An authoritative overview of the classic Flatboats and their use from the 18thC on the Mersey proper and the associated system of rivers & canals (including the Weaver & the Douglas, the Mersey & Irwell Navigation, Sankey, Bridgewater, Trent & Mersey, Ellesmere, and Runcorn & Latchford Canals, as well as the great Manchester Ship Canal).
Stammers explains the differences, real and less distinct between all the varieties and developments of their design: Dukers; Weaver Flats; Sailing flats of various rigs; Jiggers & fly-boats; Dumb Flats; wooden hulls; steel frames to iron hulls; horse-towing; steam packets and tugs and the introduction of diesel.
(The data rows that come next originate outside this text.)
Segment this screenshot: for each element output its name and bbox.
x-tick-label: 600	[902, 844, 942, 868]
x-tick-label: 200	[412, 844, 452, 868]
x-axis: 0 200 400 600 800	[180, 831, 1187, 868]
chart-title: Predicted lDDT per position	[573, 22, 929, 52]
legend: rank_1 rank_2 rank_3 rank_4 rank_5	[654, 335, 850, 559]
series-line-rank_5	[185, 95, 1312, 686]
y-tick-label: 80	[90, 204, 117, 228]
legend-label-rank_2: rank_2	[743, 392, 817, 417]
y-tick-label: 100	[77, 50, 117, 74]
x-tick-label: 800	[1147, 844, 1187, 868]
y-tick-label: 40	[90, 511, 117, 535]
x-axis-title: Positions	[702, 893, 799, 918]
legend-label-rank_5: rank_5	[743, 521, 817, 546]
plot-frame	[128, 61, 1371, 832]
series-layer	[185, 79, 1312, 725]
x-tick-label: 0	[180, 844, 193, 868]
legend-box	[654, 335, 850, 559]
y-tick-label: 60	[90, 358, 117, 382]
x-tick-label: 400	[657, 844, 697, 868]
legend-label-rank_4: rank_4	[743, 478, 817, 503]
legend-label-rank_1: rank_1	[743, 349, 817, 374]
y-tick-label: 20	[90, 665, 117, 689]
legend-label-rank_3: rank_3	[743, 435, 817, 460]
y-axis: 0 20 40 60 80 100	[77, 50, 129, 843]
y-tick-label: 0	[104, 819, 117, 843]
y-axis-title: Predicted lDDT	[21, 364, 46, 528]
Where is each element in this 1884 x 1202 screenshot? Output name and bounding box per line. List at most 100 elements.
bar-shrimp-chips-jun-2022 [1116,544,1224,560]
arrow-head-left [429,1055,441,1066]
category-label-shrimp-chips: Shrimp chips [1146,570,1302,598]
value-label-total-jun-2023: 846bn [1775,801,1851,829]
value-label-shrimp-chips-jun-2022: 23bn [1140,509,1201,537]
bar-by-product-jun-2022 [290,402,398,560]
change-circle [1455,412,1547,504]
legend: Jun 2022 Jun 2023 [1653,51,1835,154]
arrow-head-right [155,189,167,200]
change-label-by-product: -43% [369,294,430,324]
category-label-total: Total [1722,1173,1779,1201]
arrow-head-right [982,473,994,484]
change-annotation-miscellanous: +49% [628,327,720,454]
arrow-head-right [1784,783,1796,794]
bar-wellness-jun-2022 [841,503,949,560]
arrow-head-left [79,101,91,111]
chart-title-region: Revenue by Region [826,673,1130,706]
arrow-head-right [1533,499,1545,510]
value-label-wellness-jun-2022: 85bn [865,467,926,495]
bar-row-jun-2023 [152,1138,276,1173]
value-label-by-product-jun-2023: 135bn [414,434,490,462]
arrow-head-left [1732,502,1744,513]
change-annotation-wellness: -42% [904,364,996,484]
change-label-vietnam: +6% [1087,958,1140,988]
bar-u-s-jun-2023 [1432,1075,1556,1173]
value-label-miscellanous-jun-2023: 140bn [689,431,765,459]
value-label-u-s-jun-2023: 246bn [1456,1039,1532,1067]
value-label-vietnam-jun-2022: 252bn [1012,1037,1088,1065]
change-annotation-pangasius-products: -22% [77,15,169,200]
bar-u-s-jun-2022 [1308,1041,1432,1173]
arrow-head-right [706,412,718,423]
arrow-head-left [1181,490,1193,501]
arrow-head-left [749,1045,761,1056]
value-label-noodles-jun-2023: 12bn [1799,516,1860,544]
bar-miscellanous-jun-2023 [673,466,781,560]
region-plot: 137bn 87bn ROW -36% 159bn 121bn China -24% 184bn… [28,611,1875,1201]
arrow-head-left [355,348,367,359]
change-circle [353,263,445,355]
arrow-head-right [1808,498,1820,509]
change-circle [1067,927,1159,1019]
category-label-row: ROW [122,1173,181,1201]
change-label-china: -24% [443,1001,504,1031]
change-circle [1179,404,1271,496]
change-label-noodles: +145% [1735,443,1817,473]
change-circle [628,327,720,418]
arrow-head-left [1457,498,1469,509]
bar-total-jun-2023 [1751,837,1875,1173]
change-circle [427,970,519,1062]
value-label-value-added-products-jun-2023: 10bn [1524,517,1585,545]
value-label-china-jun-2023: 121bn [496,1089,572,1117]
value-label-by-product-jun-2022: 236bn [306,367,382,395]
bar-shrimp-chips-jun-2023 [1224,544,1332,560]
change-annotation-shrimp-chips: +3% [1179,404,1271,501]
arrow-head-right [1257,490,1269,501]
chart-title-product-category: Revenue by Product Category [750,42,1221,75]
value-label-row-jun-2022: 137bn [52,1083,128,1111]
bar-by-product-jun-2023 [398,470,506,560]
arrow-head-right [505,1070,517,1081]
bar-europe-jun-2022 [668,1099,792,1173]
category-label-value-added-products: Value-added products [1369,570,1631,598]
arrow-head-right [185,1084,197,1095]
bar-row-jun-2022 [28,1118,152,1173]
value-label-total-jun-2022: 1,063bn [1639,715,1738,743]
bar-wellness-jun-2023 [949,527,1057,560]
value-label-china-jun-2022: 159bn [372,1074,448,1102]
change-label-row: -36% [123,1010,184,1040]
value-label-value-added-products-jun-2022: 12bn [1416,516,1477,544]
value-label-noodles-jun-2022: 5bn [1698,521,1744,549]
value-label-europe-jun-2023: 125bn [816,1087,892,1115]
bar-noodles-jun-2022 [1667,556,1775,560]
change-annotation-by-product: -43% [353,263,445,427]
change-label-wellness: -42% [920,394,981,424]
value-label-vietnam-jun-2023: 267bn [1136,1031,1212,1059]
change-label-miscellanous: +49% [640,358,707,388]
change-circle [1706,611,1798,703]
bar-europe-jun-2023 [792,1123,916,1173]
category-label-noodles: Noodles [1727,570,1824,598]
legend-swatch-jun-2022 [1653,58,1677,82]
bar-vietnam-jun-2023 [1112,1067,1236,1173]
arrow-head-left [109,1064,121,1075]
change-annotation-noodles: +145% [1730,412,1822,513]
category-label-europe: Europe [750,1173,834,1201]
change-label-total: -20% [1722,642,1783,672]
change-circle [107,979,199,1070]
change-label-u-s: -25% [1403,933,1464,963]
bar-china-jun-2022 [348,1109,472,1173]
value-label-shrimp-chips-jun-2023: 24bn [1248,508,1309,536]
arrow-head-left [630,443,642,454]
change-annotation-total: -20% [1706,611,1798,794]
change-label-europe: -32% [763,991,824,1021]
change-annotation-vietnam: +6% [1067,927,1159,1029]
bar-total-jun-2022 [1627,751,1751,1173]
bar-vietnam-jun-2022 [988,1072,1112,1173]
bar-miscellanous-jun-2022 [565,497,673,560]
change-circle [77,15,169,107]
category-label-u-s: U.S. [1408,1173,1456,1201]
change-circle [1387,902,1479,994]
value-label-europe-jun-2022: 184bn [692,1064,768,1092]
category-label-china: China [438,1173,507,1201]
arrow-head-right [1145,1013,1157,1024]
He looks at the building by firms like Ables in Runcorn, and the communities and trades that were the heart of the industrialisation of the North West of England.
Stammers is passionate about the subject and, as well as archives and records, draws upon the historical work of other enthusiasts and the latter generations of boatmen and their families, some of whom members of my family have met and could testify to their first-hand expertise and the work is packed to the gunnels (sorry, had to be said) with superb ink drawings detailing the exact features of various boats and flats, period photographs, including vanished swathes of Runcorn and other landscapes as well as vessels, (some of which my own family worked on) and even some construction diagrams which might be of great interest to model makers.
Above all, it gives a glimpse into the daily hard work of the families that made the North-West what it became at it's height and who have now gained the port of rest.